‘The Inventor’: An Odd Entertainment With an Impressive Pedigree

If only the picture was less obsequious to Leonardo da Vinci’s memory and achievements. As it is, the film is preachy and prudish to a fault, a universalist sermon dressed up in 16th-century drag.

Via Curiosity Studio
Scene from 'The Inventor.' Via Curiosity Studio

The funniest moment in “The Inventor” comes late in the movie, when King Charles of Spain and Henry VIII start tussling on the veranda of the French royal palace. What begins as a battle of egos ends in a dust-up — or, rather, a blur of cotton balls. The film, you see, is rendered in stop-motion animation. The flurry resulting from the kingly fracas serves as a lovely pun on the medium. So many fisticuffs; so much softness.

“The Inventor” is an odd entertainment, a movie seemingly imagined by adults who remember the hallmarks of childhood but not its spirit. It is, in significant part, a valentine to a production company, Rankin-Bass, that was responsible for such holiday television staples as “Rudolph the Rednosed Reindeer,” “The Little Drummer Boy,” and “Frosty the Snowman.” The level of stylization inherent to the character design, as well as the tempered color palette, are lifted entirely from the mid-1960s.

The picture comes with an impressive pedigree. The script was written and co-directed by an alumnus of Pixar,  Jim Capobianco, who had a hand in, among much else, “Toy Story 2,” “Finding Nemo,” and “Ratatouille.” Co-director Pierre-Luc Granjon has been involved with various approaches to animation for a good two decades. Composer Alex Mandel wrote “Touch the Sky” — a big hit, I am told — for Disney’s “Brave.” Stephen Fry, Marion Cotillard, and Daisy Ridley provide voices.

“The Inventor” pegged in the title is Leonardo da Vinci. Why that designation was deemed preferable to “The Painter” is a good question. “Mona Lisa” — the picture, not Gioconda herself — rears its enigmatic head several times during the movie, as do “The Last Supper” and, fleetingly, “The Virgin and Child with Saint Anne.” 

Scene from ‘The Inventor.’ Via Curiosity Studio

Leonardo’s ideas about city planning are a focus of the film, as is his fondness for anatomical research. Alternate titles for the movie could be “The Utopian Architect” or “Grave Robber.” Given the holistic platitudes Mr. Capobianco provides for Leonardo, “New Age Guru” would do just as well.
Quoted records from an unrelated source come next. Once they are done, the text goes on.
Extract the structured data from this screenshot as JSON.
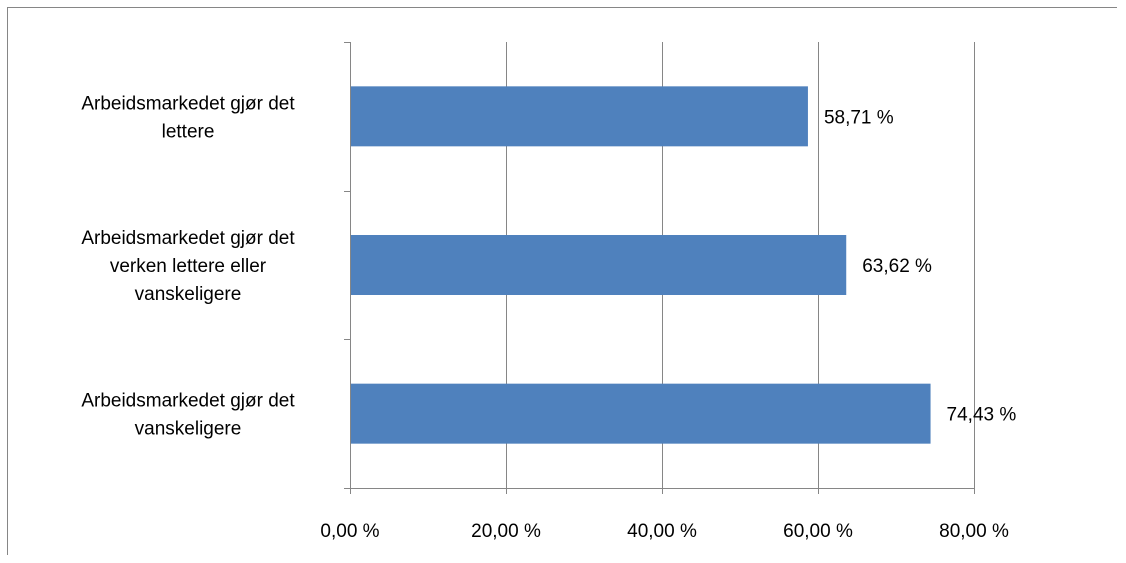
{
  "chart_data": {
    "type": "bar",
    "orientation": "horizontal",
    "categories": [
      "Arbeidsmarkedet gjør det lettere",
      "Arbeidsmarkedet gjør det verken lettere eller vanskeligere",
      "Arbeidsmarkedet gjør det vanskeligere"
    ],
    "category_lines": [
      [
        "Arbeidsmarkedet gjør det",
        "lettere"
      ],
      [
        "Arbeidsmarkedet gjør det",
        "verken lettere eller",
        "vanskeligere"
      ],
      [
        "Arbeidsmarkedet gjør det",
        "vanskeligere"
      ]
    ],
    "values": [
      58.71,
      63.62,
      74.43
    ],
    "value_labels": [
      "58,71 %",
      "63,62 %",
      "74,43 %"
    ],
    "xlim": [
      0,
      80
    ],
    "x_ticks": [
      0,
      20,
      40,
      60,
      80
    ],
    "x_tick_labels": [
      "0,00 %",
      "20,00 %",
      "40,00 %",
      "60,00 %",
      "80,00 %"
    ],
    "title": "",
    "xlabel": "",
    "ylabel": "",
    "grid": "vertical",
    "legend": "none",
    "colors": {
      "bar": "#4F81BD",
      "grid": "#868686",
      "axis": "#868686",
      "text": "#000000"
    }
  }
}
“The Inventor” follows our erstwhile renaissance man (a restrained Mr. Fry) as he wiggles out from under the narrow-minded patronage of Pope Leo X (Matt Berry). Leonardo travels to France at the behest of King Francis (Gauthier Battoue), who turns out to be just as self-aggrandizing and demanding. The king’s sister, the forward-thinking Princess Marguerite (Ms. Ridley), sides with the perpetually distracted Italian much to the annoyance of mom (Ms. Cotillard). Marguerite is eager to learn the meaning of life. Aren’t we all?
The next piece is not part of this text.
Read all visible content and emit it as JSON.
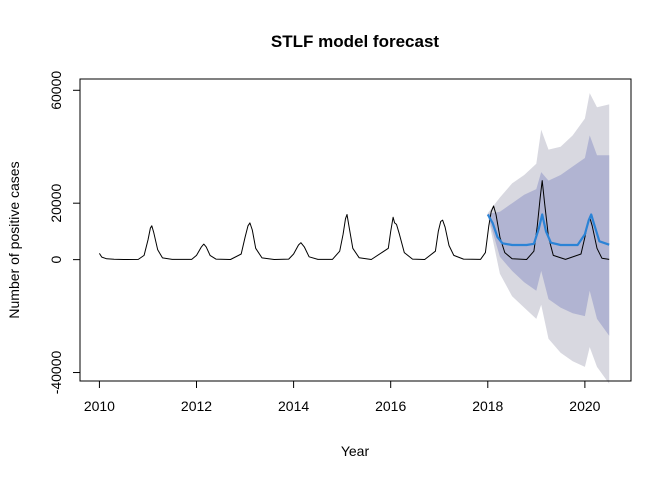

Leonardo scholars will have to decide whether to laud or chide Mr. Capobianco on his historical accuracy. There is much commentary in the film about Leonardo’s inability to finish his projects. Recent conjecture has it that Leonardo suffered from attention deficit disorder. Giorgio Vasari — the artist, historian, and inveterate hype-man for the Renaissance — commented on how da Vinci’s “variable and unstable” temperament prevented his being able to follow through on projects. As seen in “The Inventor,” Leonardo comes off as close kin to the absent-minded professor.

Mr. Capobianco’s film is a labor of love, evinced none more so than when the claymation gives way to traditional animation, the latter of which riffs on Leonardo’s sketchbooks and his drawings of flying machines, armaments, and other elaborate contraptions. Would that the film were less obsequious to the artist’s memory and achievements. As it is, “The Inventor” is definitely preachy and prudish to a fault, a universalist sermon dressed up in 16th-century drag. 

Kids are likely to find it fitfully amusing even as they realize they’re being talked down to. Parents will admire the film’s erudition and craft whilst checking their watches. The rest of us can look forward to finding life’s true meaning by watching out for the new Wallace and Gromit film coming sometime next year.